I’ve been thinking a lot about HBO’s Girls lately and whether or not I like it, and, regardless of my response to that question, why. I don’t care that it might be the product of nepotism, or that it’s predominantly comprised of Caucasian actresses. (Although it does seem strange that these people live in New York Fucking City and they never come in contact with anyone other than white people.)
I don’t care about the characters in the show; I don’t care if the experiences that the show portrays are authentic or relevant. The characters these women play live lives I’m unfamiliar with.
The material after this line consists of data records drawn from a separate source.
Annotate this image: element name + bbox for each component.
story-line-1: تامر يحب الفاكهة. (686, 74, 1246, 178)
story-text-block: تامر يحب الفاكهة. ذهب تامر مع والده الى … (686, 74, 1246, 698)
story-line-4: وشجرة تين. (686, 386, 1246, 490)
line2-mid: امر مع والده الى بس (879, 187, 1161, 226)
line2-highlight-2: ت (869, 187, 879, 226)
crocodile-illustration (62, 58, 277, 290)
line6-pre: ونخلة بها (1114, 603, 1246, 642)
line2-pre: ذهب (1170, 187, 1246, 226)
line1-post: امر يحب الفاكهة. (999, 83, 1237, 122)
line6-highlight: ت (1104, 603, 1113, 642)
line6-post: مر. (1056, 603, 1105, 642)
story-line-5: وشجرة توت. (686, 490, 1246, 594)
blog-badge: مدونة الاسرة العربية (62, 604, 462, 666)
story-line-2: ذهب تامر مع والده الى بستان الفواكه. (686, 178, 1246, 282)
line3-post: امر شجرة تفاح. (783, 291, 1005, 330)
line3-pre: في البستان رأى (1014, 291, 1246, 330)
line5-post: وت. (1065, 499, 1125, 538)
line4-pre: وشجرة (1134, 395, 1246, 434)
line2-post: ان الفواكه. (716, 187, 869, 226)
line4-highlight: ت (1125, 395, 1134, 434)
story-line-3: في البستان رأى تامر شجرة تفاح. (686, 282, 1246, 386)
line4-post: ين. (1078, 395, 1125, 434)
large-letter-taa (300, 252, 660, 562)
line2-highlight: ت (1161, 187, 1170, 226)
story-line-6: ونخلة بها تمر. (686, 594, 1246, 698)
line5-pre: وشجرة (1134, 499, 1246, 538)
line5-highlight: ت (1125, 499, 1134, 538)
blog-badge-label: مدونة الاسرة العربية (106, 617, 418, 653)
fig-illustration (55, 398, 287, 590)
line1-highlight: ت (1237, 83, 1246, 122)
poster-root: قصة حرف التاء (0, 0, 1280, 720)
I don’t care that they use bad words or talk about masturbating, or have disturbingly filthy pillow talk with the guy they happen to be fucking. None of those things make a bit of difference to me, and none of them dispel any preconceived notions I have of the fairer sex. Is something made more humorous by the use of a well-placed bad word? Cool. The type of genitals the actor who delivers said line has makes no difference.
But really, I think the thing that has been irking me about the show is its inability to create any real depth in relationships that they want us to believe are just that. Maybe there are people in the world who live their lives in the way these women do, where every relationship is shallow, lacking in anything more substantial than shared rent or college attended. But I don’t think it’s the norm.
Let’s take this past week’s episode, where worldly girl’s virgin cousin smokes crack accidentally. Instead of genuine concern for her cousin/friend, worldly girl gets a random stranger to watch over her cousin, because she couldn’t be bothered right then. I don’t fucking understand that.
And I think that’s the rub for me. As goofy as accidentally smoking crack could be, Girls wants us all to take it seriously, not as a gag or spoof on the lives of twentysomething women. The awkward interactions and the personal realizations that are meant to be so revealing really aren’t more than awkward, and almost never connect.
Granted, I’m an early thirtysomething male who has never lived in New York, so it might just be that I don’t understand. But I’d like to think that I understand friendships and relationships, and because of that I can spot the fact that Girls isn’t an accurate portrayal of real ones.